Swansea, Bristol County,
Signed, “Amanda Mason wrought this needlework in September in Eighteen Hundred and Twenty in the ninth year of her age,” and we have to wonder if Amanda’s instructress wanted the year spelled out as such to add to her students’ needlework assignment; we see this so rarely.
The sampler nicely features a fine house with deep blue window and door set between trees with a picket fence on a lawn of shaded blues.

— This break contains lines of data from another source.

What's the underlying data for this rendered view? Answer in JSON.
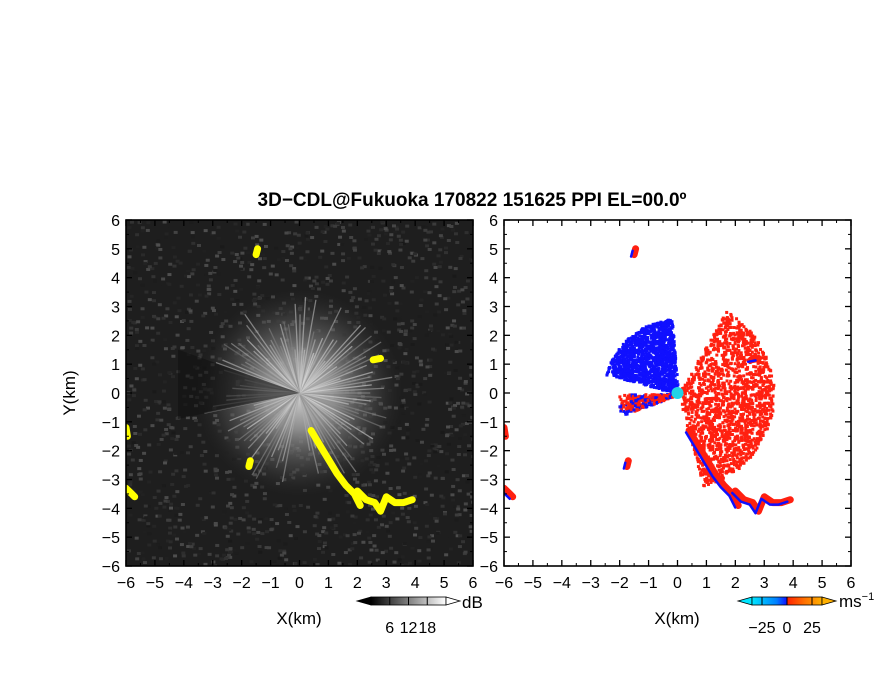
{
  "title": "3D−CDL@Fukuoka 170822 151625 PPI EL=00.0º",
  "colors": {
    "background": "#ffffff",
    "axes": "#000000",
    "snr_panel_background": "#1e1e1e",
    "feature_yellow": "#ffff00",
    "approaching_blue": "#1010ff",
    "receding_red": "#ff2010",
    "radar_site_cyan": "#22d3e6"
  },
  "chart_data": [
    {
      "type": "heatmap",
      "panel": "left",
      "quantity": "SNR",
      "xlabel": "X(km)",
      "ylabel": "Y(km)",
      "xlim": [
        -6,
        6
      ],
      "ylim": [
        -6,
        6
      ],
      "xticks": [
        -6,
        -5,
        -4,
        -3,
        -2,
        -1,
        0,
        1,
        2,
        3,
        4,
        5,
        6
      ],
      "yticks": [
        -6,
        -5,
        -4,
        -3,
        -2,
        -1,
        0,
        1,
        2,
        3,
        4,
        5,
        6
      ],
      "x_tick_labels": [
        "−6",
        "−5",
        "−4",
        "−3",
        "−2",
        "−1",
        "0",
        "1",
        "2",
        "3",
        "4",
        "5",
        "6"
      ],
      "y_tick_labels": [
        "6",
        "5",
        "4",
        "3",
        "2",
        "1",
        "0",
        "−1",
        "−2",
        "−3",
        "−4",
        "−5",
        "−6"
      ],
      "radar_site": [
        0,
        0
      ],
      "yellow_features": [
        {
          "points": [
            [
              0.4,
              -1.3
            ],
            [
              0.7,
              -1.8
            ],
            [
              1.0,
              -2.3
            ],
            [
              1.3,
              -2.8
            ],
            [
              1.6,
              -3.2
            ],
            [
              1.9,
              -3.5
            ],
            [
              2.1,
              -3.9
            ]
          ]
        },
        {
          "points": [
            [
              2.0,
              -3.4
            ],
            [
              2.3,
              -3.7
            ],
            [
              2.6,
              -3.8
            ],
            [
              2.8,
              -4.1
            ],
            [
              3.0,
              -3.6
            ],
            [
              3.3,
              -3.8
            ],
            [
              3.6,
              -3.8
            ],
            [
              3.9,
              -3.7
            ]
          ]
        },
        {
          "points": [
            [
              -6.0,
              -3.3
            ],
            [
              -5.8,
              -3.5
            ],
            [
              -5.7,
              -3.6
            ]
          ]
        },
        {
          "points": [
            [
              -6.0,
              -1.2
            ],
            [
              -5.95,
              -1.5
            ]
          ]
        },
        {
          "points": [
            [
              -1.5,
              4.8
            ],
            [
              -1.45,
              5.0
            ]
          ]
        },
        {
          "points": [
            [
              -1.7,
              -2.35
            ],
            [
              -1.75,
              -2.55
            ]
          ]
        },
        {
          "points": [
            [
              2.55,
              1.15
            ],
            [
              2.8,
              1.2
            ]
          ]
        }
      ],
      "colorbar": {
        "unit": "dB",
        "ticks": [
          6,
          12,
          18
        ],
        "range": [
          0,
          24
        ],
        "tick_labels": [
          "6",
          "12",
          "18"
        ],
        "colors": [
          "#000000",
          "#ffffff"
        ]
      }
    },
    {
      "type": "heatmap",
      "panel": "right",
      "quantity": "Doppler velocity",
      "xlabel": "X(km)",
      "xlim": [
        -6,
        6
      ],
      "ylim": [
        -6,
        6
      ],
      "xticks": [
        -6,
        -5,
        -4,
        -3,
        -2,
        -1,
        0,
        1,
        2,
        3,
        4,
        5,
        6
      ],
      "yticks": [
        -6,
        -5,
        -4,
        -3,
        -2,
        -1,
        0,
        1,
        2,
        3,
        4,
        5,
        6
      ],
      "x_tick_labels": [
        "−6",
        "−5",
        "−4",
        "−3",
        "−2",
        "−1",
        "0",
        "1",
        "2",
        "3",
        "4",
        "5",
        "6"
      ],
      "y_tick_labels": [
        "6",
        "5",
        "4",
        "3",
        "2",
        "1",
        "0",
        "−1",
        "−2",
        "−3",
        "−4",
        "−5",
        "−6"
      ],
      "radar_site": [
        0,
        0
      ],
      "blue_region": {
        "angle_range_deg": [
          95,
          165
        ],
        "max_range_km": 2.6
      },
      "red_region": {
        "angle_range_deg": [
          -75,
          60
        ],
        "max_range_km": 3.3
      },
      "colorbar": {
        "unit": "ms",
        "unit_exponent": "−1",
        "ticks": [
          -25,
          0,
          25
        ],
        "range": [
          -35,
          35
        ],
        "tick_labels": [
          "−25",
          "0",
          "25"
        ],
        "colors": [
          "#00e5ff",
          "#0080ff",
          "#1010ff",
          "#ff2000",
          "#ff7000",
          "#ffb000"
        ]
      }
    }
  ]
}
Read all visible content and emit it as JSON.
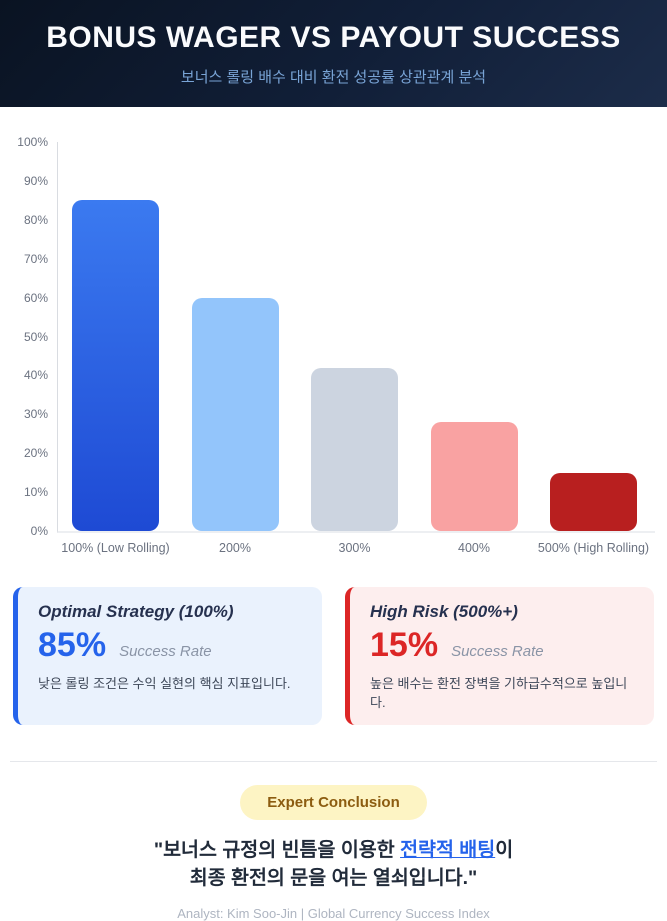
{
  "header": {
    "title": "BONUS WAGER VS PAYOUT SUCCESS",
    "subtitle": "보너스 롤링 배수 대비 환전 성공률 상관관계 분석"
  },
  "chart_data": {
    "type": "bar",
    "title": "",
    "categories": [
      "100% (Low Rolling)",
      "200%",
      "300%",
      "400%",
      "500% (High Rolling)"
    ],
    "values": [
      85,
      60,
      42,
      28,
      15
    ],
    "unit": "%",
    "xlabel": "",
    "ylabel": "",
    "ylim": [
      0,
      100
    ],
    "ytick_step": 10,
    "grid": false,
    "legend": false,
    "bar_colors": [
      "linear-gradient(180deg, #3b7af0 0%, #1e4ad4 100%)",
      "#93c5fb",
      "#ccd4e0",
      "#f9a2a2",
      "#b81f1f"
    ]
  },
  "cards": [
    {
      "title": "Optimal Strategy (100%)",
      "value": "85%",
      "value_label": "Success Rate",
      "description": "낮은 롤링 조건은 수익 실현의 핵심 지표입니다.",
      "accent_color": "#2563eb",
      "background_color": "#eaf2fd"
    },
    {
      "title": "High Risk (500%+)",
      "value": "15%",
      "value_label": "Success Rate",
      "description": "높은 배수는 환전 장벽을 기하급수적으로 높입니다.",
      "accent_color": "#dc2626",
      "background_color": "#fdeeee"
    }
  ],
  "conclusion": {
    "badge_label": "Expert Conclusion",
    "quote_prefix": "\"보너스 규정의 빈틈을 이용한 ",
    "quote_link": "전략적 배팅",
    "quote_suffix": "이",
    "quote_line2": "최종 환전의 문을 여는 열쇠입니다.\"",
    "credit": "Analyst: Kim Soo-Jin | Global Currency Success Index"
  }
}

The verse is a classic sampler one which reads, “The loss of father is great, the loss of mother’s more, The loss of Christ is such a loss That no one can restore.” A charming little couple holding hands appears at the end of this. Alphabets fill the upper portion, with her name repeated in this area as well.
Amanda was born December 22, 1811 to William and Lydia (Brown) Mason. Much has been published about the family, which began with Sampson Mason (1625-1676), a shoemaker, who was born in England and emigrated to Massachusetts, circa 1650. He married Mary Butterworth and they had 13 children. Sampson became a prominent citizen and landowner in Swansea, where he is recognized as one of the founders of the town. Amanda was his fourth great-granddaughter. Photocopies from Genealogy of the Sampson Mason Family, compiled by Alverdo Hayward Mason (East Braintree, Massachusetts, 1902) are included in the extensive file that accompanies the sampler.
In 1838, Amanda married Dr. Stephen Ball, a skilled surgeon and the third of three celebrated Dr. Stephen Balls of three generations, from Northboro, Massachusetts. They didn’t have children and Amanda died in 1888.
The sampler was worked in silk on linen and is in excellent condition. It has been conservation mounted and is in a molded and black painted frame.